I recently sat through the 2023 Series of Australian Idol and while I had in the end no investment in who won or of which judge topped the popularity stakes, the idea of public taste determining a winner suggested on the one hand a belief that statistical measuring such as counting votes meant anything and on the other that the ‘man-in-the-street was a cultural arbiter. As far as I could see, comparing apples to oranges to pomegranates was based not upon talent but the oft-repeated back story. The soundbites of the eventual winner won out over those with no more than youth on their side or those living in the margins of society serving up icecream. All of the finalists deserved to ‘win’ on the basis of talent. However, this was reality TV where talent had in the end little to do with it. The gap between the real world and the illusory world has narrowed, at least in video game and reality TV terms, where one has become a version of the other. Should we care? Over a lifetime I have seen the disparity between ‘life’ and illusion, widen or narrow depending upon your point of view and become the accepted norm.
In the art world there is a similar illusory state as presented each time there is a judged competition and the public are asked to vote for their choice of winner. Seldom do the two coincide. You might ask, what do the voting public actually know compared to an art professional schooled in all forms of art and commentary? Possibly, not much at all, or everything. So, why ask? Trying to get art audiences to connect to the work on the walls or the floor is all well and good but as with Australian Idol, it may inevitably come down to the back story.
Recently a potential buyer contacted me with regard to a work displayed online. She wanted to know ‘what it was about’. My eyebrows curled momentarily as I pondered what to say and what not to say. As I’ve found frequently at gallery openings, the question is essentially rhetorical and all that is required in a succinct soundbite. A longer explanation results in a glazing-over of the eyes. Suggesting that the questioner refer to the artist statement in the catalogue most times results in looks of confusion. There is an endemic mistrust of words on paper, something apparently rife in establishments of higher learning where reading books or even complete sentences is anathema. Sadly, my written explanation fell on deaf ears and I never heard from the buyer again.

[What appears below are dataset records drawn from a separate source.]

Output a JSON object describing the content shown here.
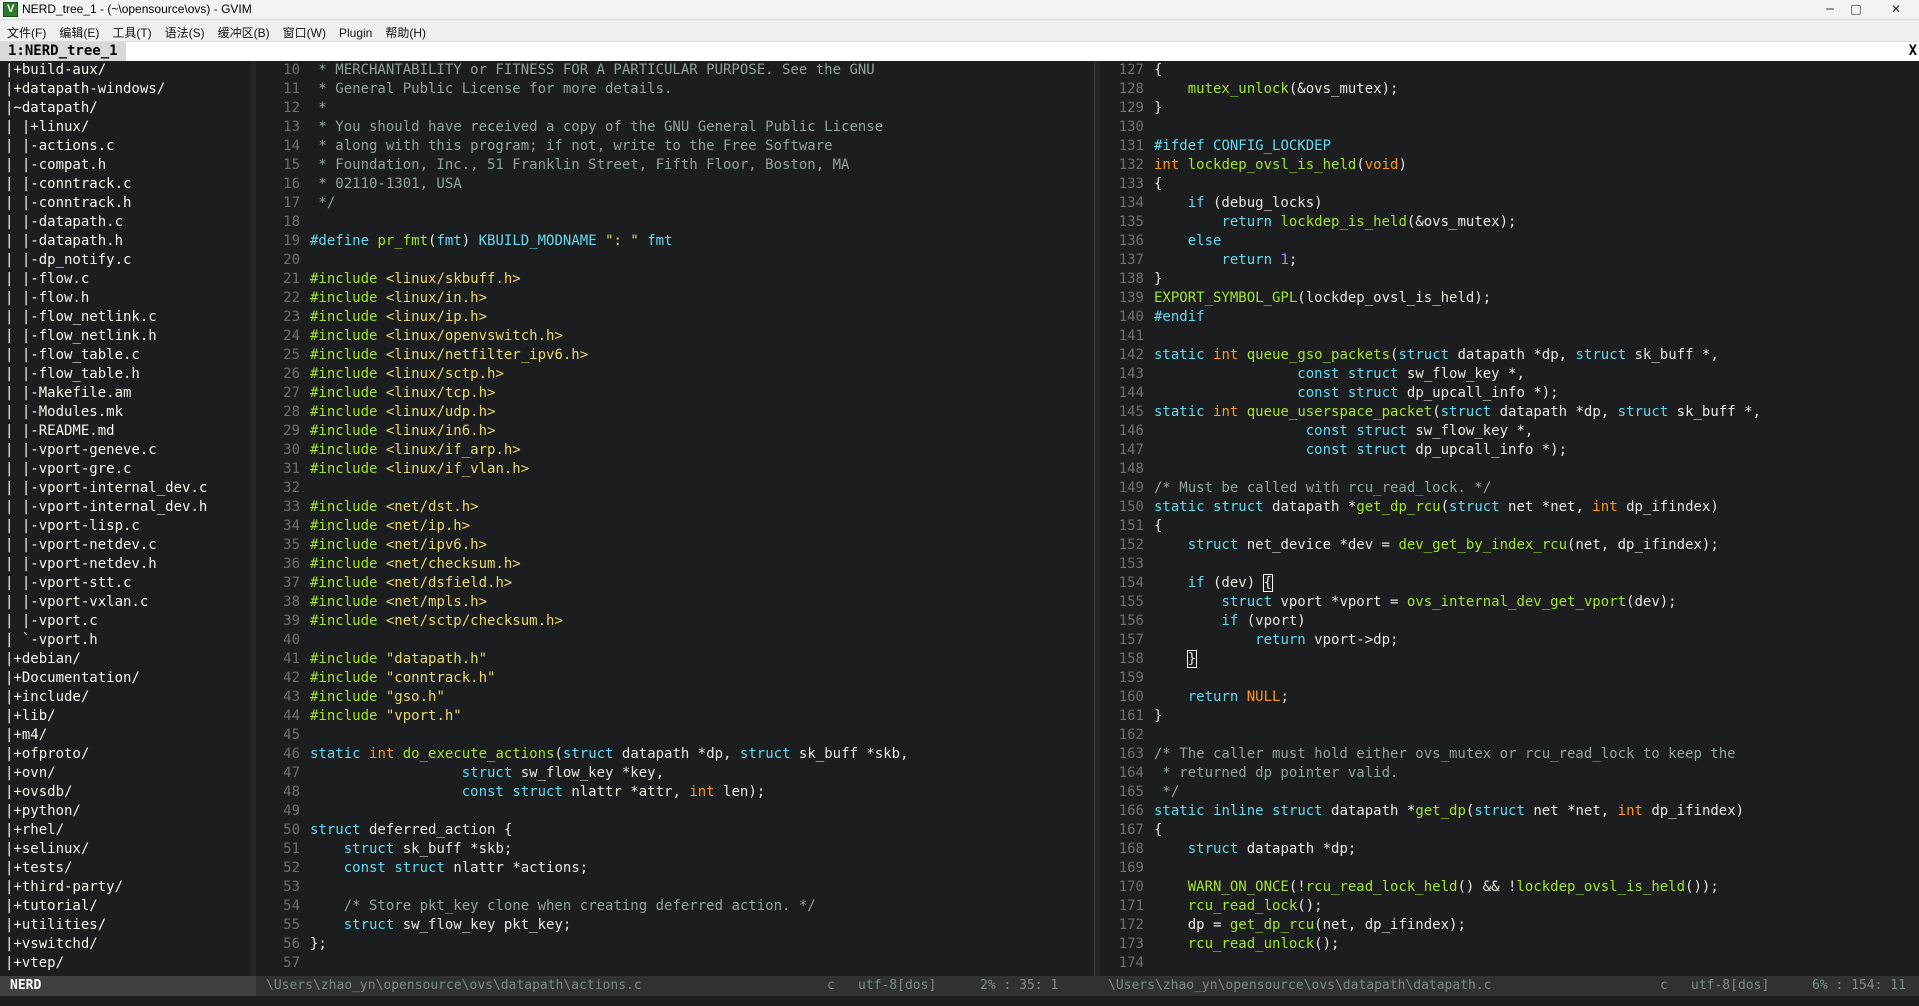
{
  "window": {
    "title": "NERD_tree_1 - (~\\opensource\\ovs) - GVIM"
  },
  "menu": [
    "文件(F)",
    "编辑(E)",
    "工具(T)",
    "语法(S)",
    "缓冲区(B)",
    "窗口(W)",
    "Plugin",
    "帮助(H)"
  ],
  "tab": {
    "label": "1:NERD_tree_1",
    "close": "X"
  },
  "tree": [
    "|+build-aux/",
    "|+datapath-windows/",
    "|~datapath/",
    "| |+linux/",
    "| |-actions.c",
    "| |-compat.h",
    "| |-conntrack.c",
    "| |-conntrack.h",
    "| |-datapath.c",
    "| |-datapath.h",
    "| |-dp_notify.c",
    "| |-flow.c",
    "| |-flow.h",
    "| |-flow_netlink.c",
    "| |-flow_netlink.h",
    "| |-flow_table.c",
    "| |-flow_table.h",
    "| |-Makefile.am",
    "| |-Modules.mk",
    "| |-README.md",
    "| |-vport-geneve.c",
    "| |-vport-gre.c",
    "| |-vport-internal_dev.c",
    "| |-vport-internal_dev.h",
    "| |-vport-lisp.c",
    "| |-vport-netdev.c",
    "| |-vport-netdev.h",
    "| |-vport-stt.c",
    "| |-vport-vxlan.c",
    "| |-vport.c",
    "| `-vport.h",
    "|+debian/",
    "|+Documentation/",
    "|+include/",
    "|+lib/",
    "|+m4/",
    "|+ofproto/",
    "|+ovn/",
    "|+ovsdb/",
    "|+python/",
    "|+rhel/",
    "|+selinux/",
    "|+tests/",
    "|+third-party/",
    "|+tutorial/",
    "|+utilities/",
    "|+vswitchd/",
    "|+vtep/"
  ],
  "left_code": [
    {
      "n": "10",
      "h": "<span class=\"c\"> * MERCHANTABILITY or FITNESS FOR A PARTICULAR PURPOSE. See the GNU</span>"
    },
    {
      "n": "11",
      "h": "<span class=\"c\"> * General Public License for more details.</span>"
    },
    {
      "n": "12",
      "h": "<span class=\"c\"> *</span>"
    },
    {
      "n": "13",
      "h": "<span class=\"c\"> * You should have received a copy of the GNU General Public License</span>"
    },
    {
      "n": "14",
      "h": "<span class=\"c\"> * along with this program; if not, write to the Free Software</span>"
    },
    {
      "n": "15",
      "h": "<span class=\"c\"> * Foundation, Inc., 51 Franklin Street, Fifth Floor, Boston, MA</span>"
    },
    {
      "n": "16",
      "h": "<span class=\"c\"> * 02110-1301, USA</span>"
    },
    {
      "n": "17",
      "h": "<span class=\"c\"> */</span>"
    },
    {
      "n": "18",
      "h": ""
    },
    {
      "n": "19",
      "h": "<span class=\"k\">#define</span> <span class=\"f\">pr_fmt</span>(<span class=\"k\">fmt</span>) <span class=\"k\">KBUILD_MODNAME</span> <span class=\"s\">\": \"</span> <span class=\"k\">fmt</span>"
    },
    {
      "n": "20",
      "h": ""
    },
    {
      "n": "21",
      "h": "<span class=\"pp\">#include</span> <span class=\"s\">&lt;linux/skbuff.h&gt;</span>"
    },
    {
      "n": "22",
      "h": "<span class=\"pp\">#include</span> <span class=\"s\">&lt;linux/in.h&gt;</span>"
    },
    {
      "n": "23",
      "h": "<span class=\"pp\">#include</span> <span class=\"s\">&lt;linux/ip.h&gt;</span>"
    },
    {
      "n": "24",
      "h": "<span class=\"pp\">#include</span> <span class=\"s\">&lt;linux/openvswitch.h&gt;</span>"
    },
    {
      "n": "25",
      "h": "<span class=\"pp\">#include</span> <span class=\"s\">&lt;linux/netfilter_ipv6.h&gt;</span>"
    },
    {
      "n": "26",
      "h": "<span class=\"pp\">#include</span> <span class=\"s\">&lt;linux/sctp.h&gt;</span>"
    },
    {
      "n": "27",
      "h": "<span class=\"pp\">#include</span> <span class=\"s\">&lt;linux/tcp.h&gt;</span>"
    },
    {
      "n": "28",
      "h": "<span class=\"pp\">#include</span> <span class=\"s\">&lt;linux/udp.h&gt;</span>"
    },
    {
      "n": "29",
      "h": "<span class=\"pp\">#include</span> <span class=\"s\">&lt;linux/in6.h&gt;</span>"
    },
    {
      "n": "30",
      "h": "<span class=\"pp\">#include</span> <span class=\"s\">&lt;linux/if_arp.h&gt;</span>"
    },
    {
      "n": "31",
      "h": "<span class=\"pp\">#include</span> <span class=\"s\">&lt;linux/if_vlan.h&gt;</span>"
    },
    {
      "n": "32",
      "h": ""
    },
    {
      "n": "33",
      "h": "<span class=\"pp\">#include</span> <span class=\"s\">&lt;net/dst.h&gt;</span>"
    },
    {
      "n": "34",
      "h": "<span class=\"pp\">#include</span> <span class=\"s\">&lt;net/ip.h&gt;</span>"
    },
    {
      "n": "35",
      "h": "<span class=\"pp\">#include</span> <span class=\"s\">&lt;net/ipv6.h&gt;</span>"
    },
    {
      "n": "36",
      "h": "<span class=\"pp\">#include</span> <span class=\"s\">&lt;net/checksum.h&gt;</span>"
    },
    {
      "n": "37",
      "h": "<span class=\"pp\">#include</span> <span class=\"s\">&lt;net/dsfield.h&gt;</span>"
    },
    {
      "n": "38",
      "h": "<span class=\"pp\">#include</span> <span class=\"s\">&lt;net/mpls.h&gt;</span>"
    },
    {
      "n": "39",
      "h": "<span class=\"pp\">#include</span> <span class=\"s\">&lt;net/sctp/checksum.h&gt;</span>"
    },
    {
      "n": "40",
      "h": ""
    },
    {
      "n": "41",
      "h": "<span class=\"pp\">#include</span> <span class=\"s\">\"datapath.h\"</span>"
    },
    {
      "n": "42",
      "h": "<span class=\"pp\">#include</span> <span class=\"s\">\"conntrack.h\"</span>"
    },
    {
      "n": "43",
      "h": "<span class=\"pp\">#include</span> <span class=\"s\">\"gso.h\"</span>"
    },
    {
      "n": "44",
      "h": "<span class=\"pp\">#include</span> <span class=\"s\">\"vport.h\"</span>"
    },
    {
      "n": "45",
      "h": ""
    },
    {
      "n": "46",
      "h": "<span class=\"k\">static</span> <span class=\"t\">int</span> <span class=\"f\">do_execute_actions</span>(<span class=\"k\">struct</span> datapath *dp, <span class=\"k\">struct</span> sk_buff *skb,"
    },
    {
      "n": "47",
      "h": "                  <span class=\"k\">struct</span> sw_flow_key *key,"
    },
    {
      "n": "48",
      "h": "                  <span class=\"k\">const</span> <span class=\"k\">struct</span> nlattr *attr, <span class=\"t\">int</span> len);"
    },
    {
      "n": "49",
      "h": ""
    },
    {
      "n": "50",
      "h": "<span class=\"k\">struct</span> deferred_action {"
    },
    {
      "n": "51",
      "h": "    <span class=\"k\">struct</span> sk_buff *skb;"
    },
    {
      "n": "52",
      "h": "    <span class=\"k\">const</span> <span class=\"k\">struct</span> nlattr *actions;"
    },
    {
      "n": "53",
      "h": ""
    },
    {
      "n": "54",
      "h": "    <span class=\"c\">/* Store pkt_key clone when creating deferred action. */</span>"
    },
    {
      "n": "55",
      "h": "    <span class=\"k\">struct</span> sw_flow_key pkt_key;"
    },
    {
      "n": "56",
      "h": "};"
    },
    {
      "n": "57",
      "h": ""
    }
  ],
  "right_code": [
    {
      "n": "127",
      "h": "{"
    },
    {
      "n": "128",
      "h": "    <span class=\"f\">mutex_unlock</span>(&amp;ovs_mutex);"
    },
    {
      "n": "129",
      "h": "}"
    },
    {
      "n": "130",
      "h": ""
    },
    {
      "n": "131",
      "h": "<span class=\"k\">#ifdef</span> <span class=\"k\">CONFIG_LOCKDEP</span>"
    },
    {
      "n": "132",
      "h": "<span class=\"t\">int</span> <span class=\"f\">lockdep_ovsl_is_held</span>(<span class=\"t\">void</span>)"
    },
    {
      "n": "133",
      "h": "{"
    },
    {
      "n": "134",
      "h": "    <span class=\"k\">if</span> (debug_locks)"
    },
    {
      "n": "135",
      "h": "        <span class=\"k\">return</span> <span class=\"f\">lockdep_is_held</span>(&amp;ovs_mutex);"
    },
    {
      "n": "136",
      "h": "    <span class=\"k\">else</span>"
    },
    {
      "n": "137",
      "h": "        <span class=\"k\">return</span> <span class=\"n\">1</span>;"
    },
    {
      "n": "138",
      "h": "}"
    },
    {
      "n": "139",
      "h": "<span class=\"f\">EXPORT_SYMBOL_GPL</span>(lockdep_ovsl_is_held);"
    },
    {
      "n": "140",
      "h": "<span class=\"k\">#endif</span>"
    },
    {
      "n": "141",
      "h": ""
    },
    {
      "n": "142",
      "h": "<span class=\"k\">static</span> <span class=\"t\">int</span> <span class=\"f\">queue_gso_packets</span>(<span class=\"k\">struct</span> datapath *dp, <span class=\"k\">struct</span> sk_buff *,"
    },
    {
      "n": "143",
      "h": "                 <span class=\"k\">const</span> <span class=\"k\">struct</span> sw_flow_key *,"
    },
    {
      "n": "144",
      "h": "                 <span class=\"k\">const</span> <span class=\"k\">struct</span> dp_upcall_info *);"
    },
    {
      "n": "145",
      "h": "<span class=\"k\">static</span> <span class=\"t\">int</span> <span class=\"f\">queue_userspace_packet</span>(<span class=\"k\">struct</span> datapath *dp, <span class=\"k\">struct</span> sk_buff *,"
    },
    {
      "n": "146",
      "h": "                  <span class=\"k\">const</span> <span class=\"k\">struct</span> sw_flow_key *,"
    },
    {
      "n": "147",
      "h": "                  <span class=\"k\">const</span> <span class=\"k\">struct</span> dp_upcall_info *);"
    },
    {
      "n": "148",
      "h": ""
    },
    {
      "n": "149",
      "h": "<span class=\"c\">/* Must be called with rcu_read_lock. */</span>"
    },
    {
      "n": "150",
      "h": "<span class=\"k\">static</span> <span class=\"k\">struct</span> datapath *<span class=\"f\">get_dp_rcu</span>(<span class=\"k\">struct</span> net *net, <span class=\"t\">int</span> dp_ifindex)"
    },
    {
      "n": "151",
      "h": "{"
    },
    {
      "n": "152",
      "h": "    <span class=\"k\">struct</span> net_device *dev = <span class=\"f\">dev_get_by_index_rcu</span>(net, dp_ifindex);"
    },
    {
      "n": "153",
      "h": ""
    },
    {
      "n": "154",
      "h": "    <span class=\"k\">if</span> (dev) <span style=\"outline:1px solid #f8f8f2\">{</span>"
    },
    {
      "n": "155",
      "h": "        <span class=\"k\">struct</span> vport *vport = <span class=\"f\">ovs_internal_dev_get_vport</span>(dev);"
    },
    {
      "n": "156",
      "h": "        <span class=\"k\">if</span> (vport)"
    },
    {
      "n": "157",
      "h": "            <span class=\"k\">return</span> vport-&gt;dp;"
    },
    {
      "n": "158",
      "h": "    <span style=\"outline:1px solid #f8f8f2\">}</span>"
    },
    {
      "n": "159",
      "h": ""
    },
    {
      "n": "160",
      "h": "    <span class=\"k\">return</span> <span class=\"t\">NULL</span>;"
    },
    {
      "n": "161",
      "h": "}"
    },
    {
      "n": "162",
      "h": ""
    },
    {
      "n": "163",
      "h": "<span class=\"c\">/* The caller must hold either ovs_mutex or rcu_read_lock to keep the</span>"
    },
    {
      "n": "164",
      "h": "<span class=\"c\"> * returned dp pointer valid.</span>"
    },
    {
      "n": "165",
      "h": "<span class=\"c\"> */</span>"
    },
    {
      "n": "166",
      "h": "<span class=\"k\">static</span> <span class=\"k\">inline</span> <span class=\"k\">struct</span> datapath *<span class=\"f\">get_dp</span>(<span class=\"k\">struct</span> net *net, <span class=\"t\">int</span> dp_ifindex)"
    },
    {
      "n": "167",
      "h": "{"
    },
    {
      "n": "168",
      "h": "    <span class=\"k\">struct</span> datapath *dp;"
    },
    {
      "n": "169",
      "h": ""
    },
    {
      "n": "170",
      "h": "    <span class=\"f\">WARN_ON_ONCE</span>(!<span class=\"f\">rcu_read_lock_held</span>() &amp;&amp; !<span class=\"f\">lockdep_ovsl_is_held</span>());"
    },
    {
      "n": "171",
      "h": "    <span class=\"f\">rcu_read_lock</span>();"
    },
    {
      "n": "172",
      "h": "    dp = <span class=\"f\">get_dp_rcu</span>(net, dp_ifindex);"
    },
    {
      "n": "173",
      "h": "    <span class=\"f\">rcu_read_unlock</span>();"
    },
    {
      "n": "174",
      "h": ""
    }
  ],
  "status": {
    "nerd": "NERD",
    "left_path": "\\Users\\zhao_yn\\opensource\\ovs\\datapath\\actions.c",
    "left_ft": "c",
    "left_enc": "utf-8[dos]",
    "left_pos": "2% :  35:  1",
    "right_path": "\\Users\\zhao_yn\\opensource\\ovs\\datapath\\datapath.c",
    "right_ft": "c",
    "right_enc": "utf-8[dos]",
    "right_pos": "6% : 154: 11"
  },
  "colors": {
    "bg": "#1b1d1e",
    "keyword": "#66d9ef",
    "type": "#fd971f",
    "string": "#e6db74",
    "function": "#a6e22e",
    "comment": "#93a1a1"
  }
}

In a second such round of banter, a gallery owner asked a similar question and after my several-sentence explanation offered the one-word response ‘deep’. I didn’t pursue it since she had moved on to the logistics of sculpture-placement which put control back in her hands.
Is there such a divide between what might be called an academic/learned approach to understanding and popular conceptions of cultural acceptance? In some people’s minds it comes down to whether or not you are attuned to the universe – that mystical state where the subconscious determines reality. A variety of philosophers from Kant to Heidegger to Indian Swamis looked into the divide between a lived life of phenomena and a spiritual world and couldn’t agree. Religion too was just as divided with an afterlife dominating thought in some cases and not in others. Culture, with either a big C or a small one comes with baggage and is equally divisive in terms of who knows what it is all about or who is entitled to make a comment.
Singing competitions and art competitions have much in common if a public vote is all that separates winner from loser and even in the case of a solitary art judge or a panel or judges, the inbuilt bias is inevitable. When I saw the result of an art competition in Adelaide this week, with a substantial prize attached, two things stood out. One was the phrase ‘well- known local artist’ and the other that the winning entry had superior brushwork. Nothing was said of a substantial nature about the interpretation of the theme but those two soundbites resonated with an agreeing public. Woebetide that anything controversial be chosen that altered the level of acceptance or that someone outside of the ‘clique’ be considered worthy [ I didn’t enter by the way so there are no sour grapes].
While personal history soundbites are less likely to play a part in a judged art competition in that little if anything is heard from the artist, the mode of dress, deportment and I suspect, age, displayed in the accompanying press release, act as soundbites in their own right. On the cover of Art Review this month, an artist appeared covered in paint spots, brush in mouth like a cigar and lounging nonchalantly on a motheaten couch – the public perception of a real artist. No doubt the publication’s editor thinks so too. The visual backstory of the eccentric artist thumbing his nose at the world [if that is what he was doing] will undoubtedly sell magazines in that that is the timeworn archetype but considering that the magazine would be read by far more artists than the general public, I doubt that it cut much ice in the public popularity stakes. Should the public have a vote, a quite different result would undoubtedly unfold. After all, who apart from artists understand artists?
So, as the Idol winner basks in the glory and heads off the USA to find more professional recording techs than are available in Australia, it should be remembered that a former winner or two vanished without trace upon release of their ‘hit’ record and the second in the queue went onto international stardom. What in the end did the public know? In the art world popular back stories of the likes of Ah Wei Wei locked up for the umpteenth time by Chinese authorities, and other revolutionaries, may well affect auction prices but as with bananas and overpriced NFTS it all comes down to your press agent. As a noted actor once said volubly, ‘show me the money’. Cultural worth can always be measured by monetary worth or if that fails to impress, an algorithm.